Search code examples
djangohttpendpoint

My Django endpoint does not access the has_object_permission method


Here's a view class that I have:

from rest_framework.views import APIView
class MyView(APIView):
    permission_classes = [CustomAccessPermission]

    def get(self, request, id: int) -> Response:
        object = get_object_or_404(MyObjectClass, id)
        serializer = MySerializer(object)
        return Response(serializer.data)

    def delete(self, request, id: int):
        object = get_object_or_404(MyObjectClass, id)
        object.status = MyObjectClass.Status.DELETED
        object.save()
        return Response(status=status.HTTP_200_OK, data=id)

Here's my custom access permission class:

from rest_framework import permissions
from django.core.exceptions import PermissionDenied


class CustomAccessPermission(permissions.BasePermission):
    message = "You cannot access objects created by other users."

    def has_object_permission(self, request, view, obj):
        if obj.user_id != request.user.id:
            raise PermissionDenied(self.message)
        return True

So within my objects I store user_id that contains IDs of users that created this object. I want to check if the id from request is equal to that user_id to undestand if user can see this object. So, for example, when I run GET:http://localhost:8050/api/objects/4 i want to take the user_id of object with id=4 and if it's equal to request.user.id then we'll allow the user to see it, otherwise we should deny. The same with DELETE requests, they should be first checked against the user_id of object.

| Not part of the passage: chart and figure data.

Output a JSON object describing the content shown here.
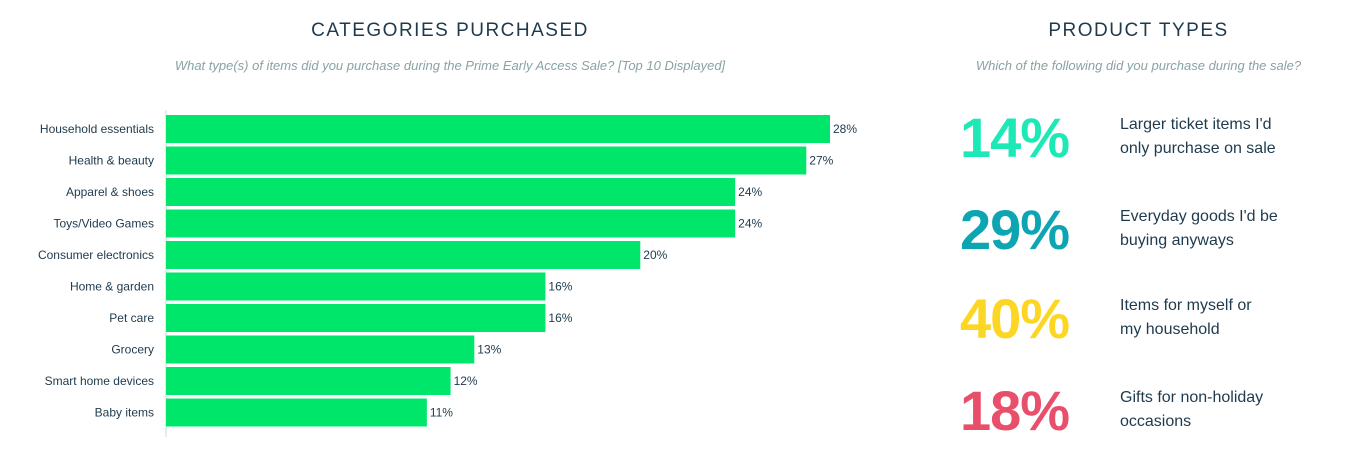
{
  "chart_data": [
    {
      "type": "bar",
      "orientation": "horizontal",
      "title": "CATEGORIES PURCHASED",
      "subtitle": "What type(s) of items did you purchase during the Prime Early Access Sale? [Top 10 Displayed]",
      "categories": [
        "Household essentials",
        "Health & beauty",
        "Apparel & shoes",
        "Toys/Video Games",
        "Consumer electronics",
        "Home & garden",
        "Pet care",
        "Grocery",
        "Smart home devices",
        "Baby items"
      ],
      "values": [
        28,
        27,
        24,
        24,
        20,
        16,
        16,
        13,
        12,
        11
      ],
      "value_suffix": "%",
      "bar_color": "#00e66b",
      "xlim": [
        0,
        35
      ]
    },
    {
      "type": "table",
      "title": "PRODUCT TYPES",
      "subtitle": "Which of the following did you purchase during the sale?",
      "items": [
        {
          "value": "14%",
          "label": "Larger ticket items I'd\nonly purchase on sale",
          "color": "#1de9b6"
        },
        {
          "value": "29%",
          "label": "Everyday goods I'd be\nbuying anyways",
          "color": "#0ea5b3"
        },
        {
          "value": "40%",
          "label": "Items for myself or\nmy household",
          "color": "#fcd622"
        },
        {
          "value": "18%",
          "label": "Gifts for non-holiday\noccasions",
          "color": "#e84f6b"
        }
      ]
    }
  ]
}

This code above doesn't work, it doesn't access the has_object_permission() method in my permission class. What should I modify?


Solution

  • It doesn't because you implement get and delete yourself, and use an APIView. Just like Django's View, an APIView only implements the basics of a view that handles API requests. It has an .check_object_permissions(…) that can check the permissions of the objects, but you need to do this yourself.

    This is why one almost always starts from a GenericAPIView that provides more functionality. Indeed,

    from rest_framework.views import GenericAPIView
    
    
    class MyView(GenericAPIView):
        permission_classes = [CustomAccessPermission]
        queryset = MyObjectClass.objects.all()
        serializer_class = MySerializer
        lookup_url_kwarg = 'id'
    
        def get(self, request, id: int) -> Response:
            object = self.get_object()
            serializer = MySerializer(object)
            return Response(serializer.data)
    
        def delete(self, request, id: int):
            object = self.get_object()
            object.status = MyObjectClass.Status.DELETED
            object.save()
            return Response(status=status.HTTP_200_OK, data=id)

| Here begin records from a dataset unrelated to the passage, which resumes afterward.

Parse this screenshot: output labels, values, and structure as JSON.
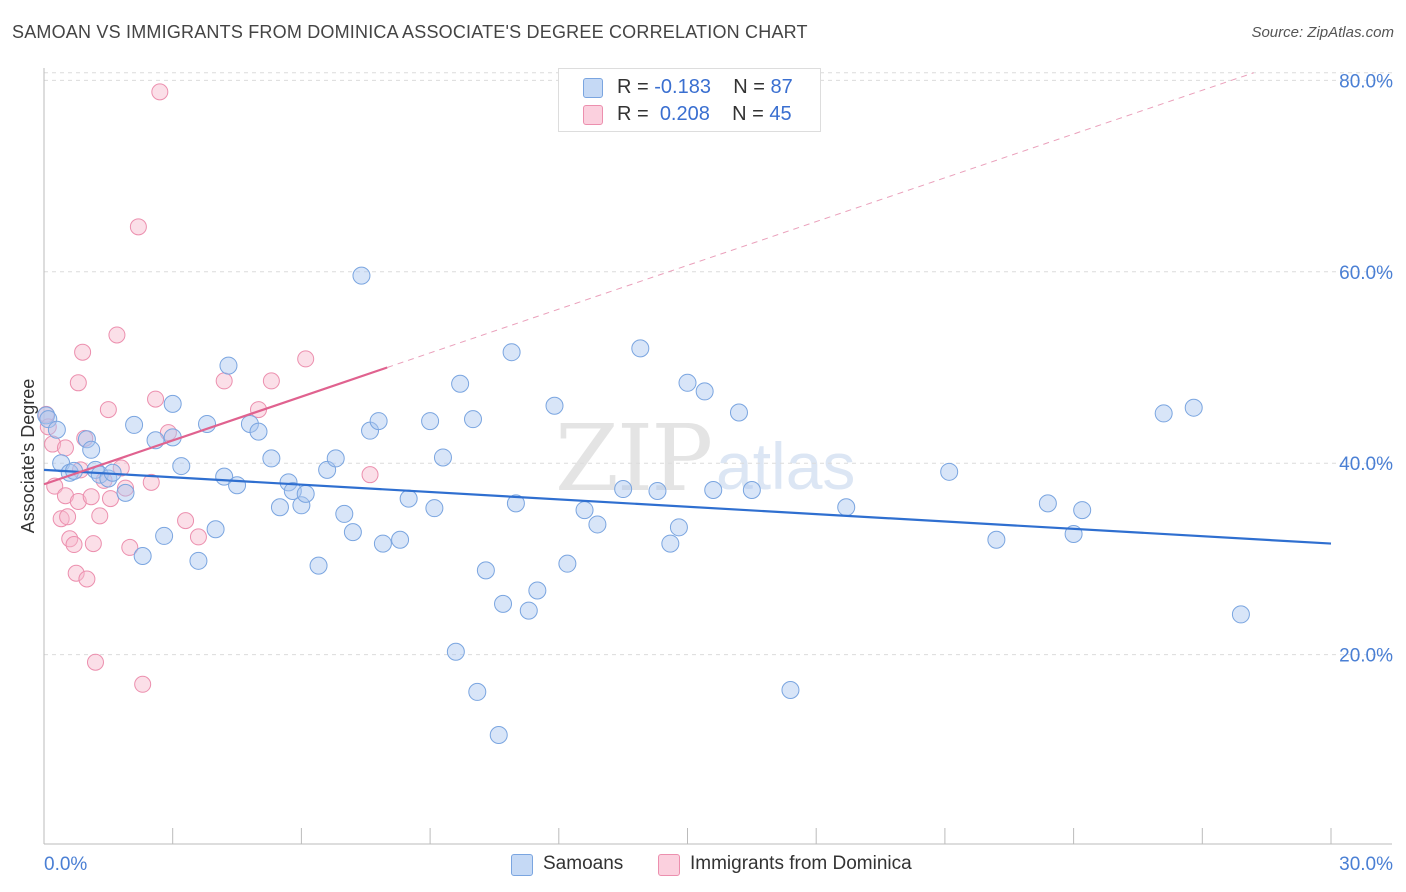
{
  "header": {
    "title": "SAMOAN VS IMMIGRANTS FROM DOMINICA ASSOCIATE'S DEGREE CORRELATION CHART",
    "source": "Source: ZipAtlas.com"
  },
  "watermark": {
    "zip": "ZIP",
    "atlas": "atlas"
  },
  "legend": {
    "rows": [
      {
        "r_label": "R = ",
        "r_value": "-0.183",
        "n_label": "N = ",
        "n_value": "87",
        "color": "#a8c6f0"
      },
      {
        "r_label": "R = ",
        "r_value": "0.208",
        "n_label": "N = ",
        "n_value": "45",
        "color": "#f7b8cc"
      }
    ]
  },
  "bottom_legend": {
    "series1": "Samoans",
    "series2": "Immigrants from Dominica"
  },
  "colors": {
    "samoans_fill": "#a8c6f0",
    "samoans_stroke": "#7aa5e0",
    "samoans_line": "#2f6fd0",
    "dominica_fill": "#f7b8cc",
    "dominica_stroke": "#ec8fae",
    "dominica_line": "#e0628f",
    "axis_text": "#4a7fd4"
  },
  "chart_data": {
    "type": "scatter",
    "title": "SAMOAN VS IMMIGRANTS FROM DOMINICA ASSOCIATE'S DEGREE CORRELATION CHART",
    "xlabel": "",
    "ylabel": "Associate's Degree",
    "xlim": [
      0,
      30
    ],
    "ylim": [
      0,
      82
    ],
    "x_tick_labels": [
      "0.0%",
      "30.0%"
    ],
    "y_ticks": [
      20,
      40,
      60,
      80
    ],
    "y_tick_labels": [
      "20.0%",
      "40.0%",
      "60.0%",
      "80.0%"
    ],
    "grid": "horizontal dashed",
    "legend_position": "top-center",
    "series": [
      {
        "name": "Samoans",
        "stats": {
          "R": -0.183,
          "N": 87
        },
        "trend": {
          "x": [
            0.0,
            30.0
          ],
          "y": [
            39.3,
            31.6
          ],
          "style": "solid"
        },
        "points": [
          [
            0.05,
            45.0
          ],
          [
            0.1,
            44.6
          ],
          [
            0.3,
            43.5
          ],
          [
            0.4,
            40.0
          ],
          [
            0.6,
            39.0
          ],
          [
            0.7,
            39.2
          ],
          [
            1.0,
            42.5
          ],
          [
            1.1,
            41.4
          ],
          [
            1.2,
            39.3
          ],
          [
            1.3,
            38.8
          ],
          [
            1.5,
            38.4
          ],
          [
            1.6,
            39.0
          ],
          [
            1.9,
            36.9
          ],
          [
            2.1,
            44.0
          ],
          [
            2.3,
            30.3
          ],
          [
            2.6,
            42.4
          ],
          [
            2.8,
            32.4
          ],
          [
            3.0,
            42.7
          ],
          [
            3.0,
            46.2
          ],
          [
            3.2,
            39.7
          ],
          [
            3.6,
            29.8
          ],
          [
            3.8,
            44.1
          ],
          [
            4.0,
            33.1
          ],
          [
            4.2,
            38.6
          ],
          [
            4.3,
            50.2
          ],
          [
            4.5,
            37.7
          ],
          [
            4.8,
            44.1
          ],
          [
            5.0,
            43.3
          ],
          [
            5.3,
            40.5
          ],
          [
            5.5,
            35.4
          ],
          [
            5.7,
            38.0
          ],
          [
            5.8,
            37.1
          ],
          [
            6.0,
            35.6
          ],
          [
            6.1,
            36.8
          ],
          [
            6.4,
            29.3
          ],
          [
            6.6,
            39.3
          ],
          [
            6.8,
            40.5
          ],
          [
            7.0,
            34.7
          ],
          [
            7.2,
            32.8
          ],
          [
            7.4,
            59.6
          ],
          [
            7.6,
            43.4
          ],
          [
            7.8,
            44.4
          ],
          [
            7.9,
            31.6
          ],
          [
            8.3,
            32.0
          ],
          [
            8.5,
            36.3
          ],
          [
            9.0,
            44.4
          ],
          [
            9.1,
            35.3
          ],
          [
            9.3,
            40.6
          ],
          [
            9.6,
            20.3
          ],
          [
            9.7,
            48.3
          ],
          [
            10.0,
            44.6
          ],
          [
            10.1,
            16.1
          ],
          [
            10.3,
            28.8
          ],
          [
            10.6,
            11.6
          ],
          [
            10.7,
            25.3
          ],
          [
            10.9,
            51.6
          ],
          [
            11.0,
            35.8
          ],
          [
            11.3,
            24.6
          ],
          [
            11.5,
            26.7
          ],
          [
            11.9,
            46.0
          ],
          [
            12.2,
            29.5
          ],
          [
            12.6,
            35.1
          ],
          [
            12.9,
            33.6
          ],
          [
            13.5,
            37.3
          ],
          [
            13.9,
            52.0
          ],
          [
            14.3,
            37.1
          ],
          [
            14.6,
            31.6
          ],
          [
            14.8,
            33.3
          ],
          [
            15.0,
            48.4
          ],
          [
            15.4,
            47.5
          ],
          [
            15.6,
            37.2
          ],
          [
            16.2,
            45.3
          ],
          [
            16.5,
            37.2
          ],
          [
            17.4,
            16.3
          ],
          [
            18.7,
            35.4
          ],
          [
            21.1,
            39.1
          ],
          [
            22.2,
            32.0
          ],
          [
            23.4,
            35.8
          ],
          [
            24.0,
            32.6
          ],
          [
            24.2,
            35.1
          ],
          [
            26.1,
            45.2
          ],
          [
            26.8,
            45.8
          ],
          [
            27.9,
            24.2
          ]
        ]
      },
      {
        "name": "Immigrants from Dominica",
        "stats": {
          "R": 0.208,
          "N": 45
        },
        "trend_solid": {
          "x": [
            0.0,
            8.0
          ],
          "y": [
            37.8,
            50.0
          ]
        },
        "trend_dashed": {
          "x": [
            8.0,
            28.2
          ],
          "y": [
            50.0,
            80.8
          ]
        },
        "points": [
          [
            0.05,
            45.1
          ],
          [
            0.1,
            43.8
          ],
          [
            0.2,
            42.0
          ],
          [
            0.25,
            37.6
          ],
          [
            0.4,
            34.2
          ],
          [
            0.5,
            41.6
          ],
          [
            0.5,
            36.6
          ],
          [
            0.55,
            34.4
          ],
          [
            0.6,
            32.1
          ],
          [
            0.7,
            31.5
          ],
          [
            0.75,
            28.5
          ],
          [
            0.8,
            48.4
          ],
          [
            0.8,
            36.0
          ],
          [
            0.85,
            39.3
          ],
          [
            0.9,
            51.6
          ],
          [
            0.95,
            42.6
          ],
          [
            1.0,
            27.9
          ],
          [
            1.1,
            36.5
          ],
          [
            1.15,
            31.6
          ],
          [
            1.2,
            19.2
          ],
          [
            1.3,
            34.5
          ],
          [
            1.4,
            38.2
          ],
          [
            1.5,
            45.6
          ],
          [
            1.55,
            36.3
          ],
          [
            1.7,
            53.4
          ],
          [
            1.8,
            39.5
          ],
          [
            1.9,
            37.4
          ],
          [
            2.0,
            31.2
          ],
          [
            2.2,
            64.7
          ],
          [
            2.3,
            16.9
          ],
          [
            2.5,
            38.0
          ],
          [
            2.6,
            46.7
          ],
          [
            2.7,
            78.8
          ],
          [
            2.9,
            43.2
          ],
          [
            3.3,
            34.0
          ],
          [
            3.6,
            32.3
          ],
          [
            4.2,
            48.6
          ],
          [
            5.0,
            45.6
          ],
          [
            5.3,
            48.6
          ],
          [
            6.1,
            50.9
          ],
          [
            7.6,
            38.8
          ]
        ]
      }
    ]
  }
}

    but still, we can reduce the amount of boilerplate code, and let the Django REST framework implement the methods itself:

    from rest_framework.generics import RetrieveDestroyAPIView
    
    
    class MyView(RetrieveDestroyAPIView):
        permission_classes = [CustomAccessPermission]
        queryset = MyObjectClass.objects.all()
        serializer_class = MySerializer
        lookup_url_kwarg = 'id'
    
        def perform_destroy(self, instance):
            instance.status = MyObjectClass.Status.DELETED
            instance.save()

    and that's it. If you implement the "soft delete" on your model itself: i.e. overriding the .delete() method of the MyObjectClass itself, you don't need to override perform_destroy.